All My CDs, pt 38: Fallen

Fallen - Evanescence

For a brief period during my teens, my family had cable and VH1 played music videos for an hour before school started. There are a small number of pop songs that have the distinction of having been released during that time, and thus are the only songs I've seen videos of. Bring Me To Life by Evanescence is one of them. I, like many teenagers suffering from periodic depression, was attracted to extreme displays of melancholy, so I was of course attracted to the agony-ridden lyrics and desolate imagery in the Bring Me To Life video (featuring the lead singer dangling off the side of a building). So I got the album, Fallen, and proceeded to annoy my family with it.

One of my father's first observations was that all the songs sound the same, and he was correct. Every song on this album is also about the same sorts of things: despair, deep spiritual and emotional suffering, and the desperation to sacrifice anything to end that suffering. Everybody's Fool is the only song that identifies an external source for the bad feelings it expresses, in the person of a manipulative and deceitful queen-bee type. All the others strongly imply an inner source of turmoil, which in turn implies a struggle with mental illness. It's the perfect album for a depressed adolescent to obsess over.

But it's not just the lyrics that make this music especially cathartic in a pure and addictive way. The music itself employs hard-rock instrumentation, orchestral interludes, and even a segment of latin chanting to give an individual, mental crisis a sense of grand scale and importance. Until that point, many mental health issues were minimized and derided as "only in one's head", and an implicit acknowledgement that these issues are both real and life-threatening was novel at the time. In more recent years, media attention to the threats of mental illness especially to adolescents has made progress, but there is still much that needs to change. Music like this is probably doing more good than harm, despite its tendency toward tiresome, formulaic melodrama. So I tend to enjoy it, even now that I am older, healthier, and have slightly more nuanced (even hipsterish) tastes.

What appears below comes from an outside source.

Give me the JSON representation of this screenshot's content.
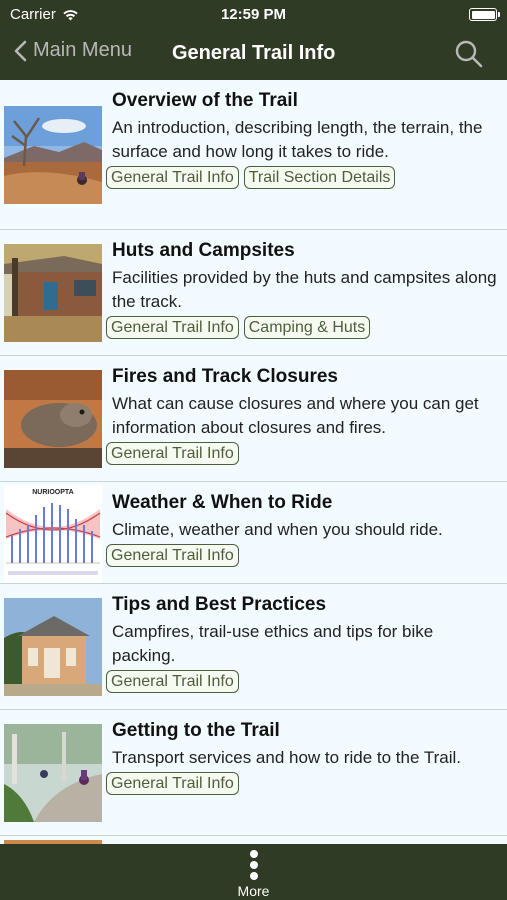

A groundbreaking approach to the portrayal of mental illness may not have been the band's original intention, by the way. It's often circulated as a "shocking but true fact" that Evanescence got their start as a Christian rock band. I did not find this shocking. I had noticed almost right away that Tourniquet contained lines like "my soul cries for deliverance," and references to salvation and even "Christ". In several songs it is easy to interpret the source of intense inner suffering not as mental illness, but sin and damnation. But I am not a Christian, and I do deal with mental illness issues, so I like my interpretation better.